Die Meute lachte, und als Adhemar von Roßsprunk Anstalten machte, in den Bottich zu klettern, verpasste ihm Rudon einen Klaps mit der flachen Hand auf die Stirn, dass Roßsprunk zurückglitt und auf den Thermenboden glitt. Gröhlend spritzten Galothini und Drego Wasser hinterher.
»Du!«, zischte auf einmal Angreto von Ruchin und zeigte auf Rudon. »Was fällt dir ein! Du hast eben einen Adligen geschlagen! Einen Mann von Stand und edler Abkunft, du Krämerkind!« Angreto stand im Bottich und wirkte trotz seiner Nacktheit nicht lächerlich. Das Lachen erstarb auch langsam. Der Ruchiner sah viel mehr aus wie ein Efferdskind, das gerade eine jener Launen bekommt, auf die der Sturm folgt.
»Ach, lass doch, Angreto. Die Jungs spielen doch nur«, versuchte Drego zu beschwichtigen und tätschelte gleichzeitig Rudons Schulter.
»Das ist kein Spiel. Das hört hier auf. Er verlasse jetzt sofort das Bad und mache Platz für Adhemar von Roßsprunk. Hat er verstanden?« Angreto verband die Aufforderung an Rudon Langenlob mit einer beleidigend herablassenden Handbewegung.

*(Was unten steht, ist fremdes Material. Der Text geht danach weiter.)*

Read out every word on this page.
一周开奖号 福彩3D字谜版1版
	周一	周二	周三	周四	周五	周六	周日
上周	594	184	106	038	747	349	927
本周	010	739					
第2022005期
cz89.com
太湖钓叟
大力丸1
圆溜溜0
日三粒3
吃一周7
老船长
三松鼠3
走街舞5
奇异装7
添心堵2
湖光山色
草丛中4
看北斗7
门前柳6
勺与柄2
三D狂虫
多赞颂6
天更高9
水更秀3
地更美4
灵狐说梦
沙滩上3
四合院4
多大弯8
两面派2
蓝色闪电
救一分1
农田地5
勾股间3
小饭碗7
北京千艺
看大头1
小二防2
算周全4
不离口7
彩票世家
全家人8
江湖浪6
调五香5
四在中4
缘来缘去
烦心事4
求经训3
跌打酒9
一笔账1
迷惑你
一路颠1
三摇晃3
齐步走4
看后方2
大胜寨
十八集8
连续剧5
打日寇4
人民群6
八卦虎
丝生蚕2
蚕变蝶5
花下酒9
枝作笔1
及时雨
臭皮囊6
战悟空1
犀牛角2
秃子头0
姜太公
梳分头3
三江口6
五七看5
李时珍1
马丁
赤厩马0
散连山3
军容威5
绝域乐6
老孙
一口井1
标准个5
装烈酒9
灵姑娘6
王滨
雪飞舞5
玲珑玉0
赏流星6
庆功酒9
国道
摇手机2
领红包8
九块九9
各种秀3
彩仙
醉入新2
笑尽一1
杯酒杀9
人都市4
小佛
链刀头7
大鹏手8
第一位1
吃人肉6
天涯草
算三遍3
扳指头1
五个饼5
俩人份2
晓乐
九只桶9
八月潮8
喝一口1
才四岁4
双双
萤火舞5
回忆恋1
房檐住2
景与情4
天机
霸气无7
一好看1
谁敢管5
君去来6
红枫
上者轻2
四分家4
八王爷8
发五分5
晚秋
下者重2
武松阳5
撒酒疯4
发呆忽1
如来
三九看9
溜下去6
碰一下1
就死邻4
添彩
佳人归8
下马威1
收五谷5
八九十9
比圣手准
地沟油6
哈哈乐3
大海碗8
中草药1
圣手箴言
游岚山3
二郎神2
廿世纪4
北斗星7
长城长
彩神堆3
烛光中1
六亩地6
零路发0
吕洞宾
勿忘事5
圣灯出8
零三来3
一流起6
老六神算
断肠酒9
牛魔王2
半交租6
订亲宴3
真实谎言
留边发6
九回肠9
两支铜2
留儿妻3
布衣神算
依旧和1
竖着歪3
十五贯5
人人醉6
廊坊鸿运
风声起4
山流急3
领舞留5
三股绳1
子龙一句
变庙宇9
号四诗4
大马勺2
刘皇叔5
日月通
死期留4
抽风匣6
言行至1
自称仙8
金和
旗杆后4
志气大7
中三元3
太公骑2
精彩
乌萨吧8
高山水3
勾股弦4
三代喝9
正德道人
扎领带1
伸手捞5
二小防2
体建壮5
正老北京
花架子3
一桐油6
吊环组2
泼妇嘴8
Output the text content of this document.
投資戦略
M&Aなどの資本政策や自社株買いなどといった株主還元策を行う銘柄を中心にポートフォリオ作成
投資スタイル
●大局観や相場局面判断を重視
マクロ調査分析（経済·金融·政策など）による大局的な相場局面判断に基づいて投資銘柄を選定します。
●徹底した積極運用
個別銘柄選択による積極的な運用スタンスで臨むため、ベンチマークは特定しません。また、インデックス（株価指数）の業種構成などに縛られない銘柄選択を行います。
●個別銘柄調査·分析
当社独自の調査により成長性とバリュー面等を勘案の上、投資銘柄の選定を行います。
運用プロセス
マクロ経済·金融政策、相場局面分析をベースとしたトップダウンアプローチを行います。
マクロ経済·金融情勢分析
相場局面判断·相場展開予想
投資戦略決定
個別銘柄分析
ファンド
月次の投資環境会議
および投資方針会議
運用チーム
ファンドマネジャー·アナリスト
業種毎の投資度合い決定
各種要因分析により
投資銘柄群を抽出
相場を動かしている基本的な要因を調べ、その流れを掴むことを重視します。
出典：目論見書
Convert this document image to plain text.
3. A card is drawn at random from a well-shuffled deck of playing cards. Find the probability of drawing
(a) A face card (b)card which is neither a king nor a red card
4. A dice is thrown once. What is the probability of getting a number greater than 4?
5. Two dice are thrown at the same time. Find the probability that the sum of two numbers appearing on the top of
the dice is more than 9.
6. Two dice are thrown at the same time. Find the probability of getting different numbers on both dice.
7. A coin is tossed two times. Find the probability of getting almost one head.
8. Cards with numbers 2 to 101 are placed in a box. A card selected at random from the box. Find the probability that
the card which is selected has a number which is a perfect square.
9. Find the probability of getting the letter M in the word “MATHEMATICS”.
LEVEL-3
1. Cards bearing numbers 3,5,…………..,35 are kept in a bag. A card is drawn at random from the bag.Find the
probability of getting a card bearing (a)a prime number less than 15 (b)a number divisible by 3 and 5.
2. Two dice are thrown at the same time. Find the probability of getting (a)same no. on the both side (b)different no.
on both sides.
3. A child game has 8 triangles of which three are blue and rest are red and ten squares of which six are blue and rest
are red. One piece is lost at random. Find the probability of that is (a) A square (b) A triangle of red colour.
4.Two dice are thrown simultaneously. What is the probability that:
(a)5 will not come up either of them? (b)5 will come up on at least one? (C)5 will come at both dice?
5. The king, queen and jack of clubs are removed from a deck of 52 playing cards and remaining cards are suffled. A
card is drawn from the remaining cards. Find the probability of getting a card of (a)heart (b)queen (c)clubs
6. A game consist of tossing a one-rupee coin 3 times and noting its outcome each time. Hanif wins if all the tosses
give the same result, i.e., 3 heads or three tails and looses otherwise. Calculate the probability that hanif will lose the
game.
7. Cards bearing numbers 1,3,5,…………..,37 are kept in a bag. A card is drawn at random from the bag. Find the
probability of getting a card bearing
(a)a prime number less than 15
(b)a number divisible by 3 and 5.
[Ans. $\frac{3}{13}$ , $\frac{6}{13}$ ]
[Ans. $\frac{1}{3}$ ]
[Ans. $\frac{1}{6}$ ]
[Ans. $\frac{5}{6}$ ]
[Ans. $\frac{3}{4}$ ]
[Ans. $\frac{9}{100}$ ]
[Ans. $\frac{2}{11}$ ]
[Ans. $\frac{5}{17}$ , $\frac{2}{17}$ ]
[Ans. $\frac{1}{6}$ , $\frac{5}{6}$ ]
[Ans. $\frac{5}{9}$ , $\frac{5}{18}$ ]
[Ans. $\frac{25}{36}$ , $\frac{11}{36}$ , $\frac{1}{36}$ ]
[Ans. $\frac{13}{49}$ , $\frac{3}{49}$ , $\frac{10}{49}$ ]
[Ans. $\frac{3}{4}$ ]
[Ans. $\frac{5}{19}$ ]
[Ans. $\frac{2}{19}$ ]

»Kommt, Angerto«, versuchte es Drego noch einmal, doch jener zischte nur: »Sofort. Und mit Entschuldigung!«
Rudon erhob sich aus dem Bottich, zögernd, den Ruchiner abmessend. Man mochte denken, jetzt fliegt gleich die erste Faust. Doch Rudon wandte sich um und versuchte dem Bottich zu entsteigen. Doch es war Adhemar von Roßsprunk, der sich längst wieder erhoben hatte und Rudon halb im Aussteigen packte und unsanft aus dem Bottich zerrte, dass der Mann seinerseits zu Boden ging. »Genau, du bürgerlicher Nichtsnutz!«, setzte Roßsprunk nach und trat sogar noch einmal in die Seite des am Boden Liegenden. »Das haste nun davon! Haste nun genug?«
»Ich habe genug«, unterbrach Angreto das unwürdige Spektakel und verließ mit angewidert hochgezogener Oberlippe sowie seinen Schlunder Gästen und den Reichsforster Boten das Etablissement.
Als sie weg waren – die Meute hatte dem Geschehen verblüfft zugesehen – schnippte Drego mit den Fingern: »Schnaps her, sofort! Wir sind jetzt unter ehrlichen Zechern. Rudon, komm wieder rein, hier ist jetzt wieder Platz!« Erlösendes Gelächter begleitete den Witz. Doch Rudons Blick war noch immer auf die Tür gerichtet, durch die Angreto und Adhemar von Roßsprunk verschwunden waren. Und dieser Blick troff vor kaltem Hass.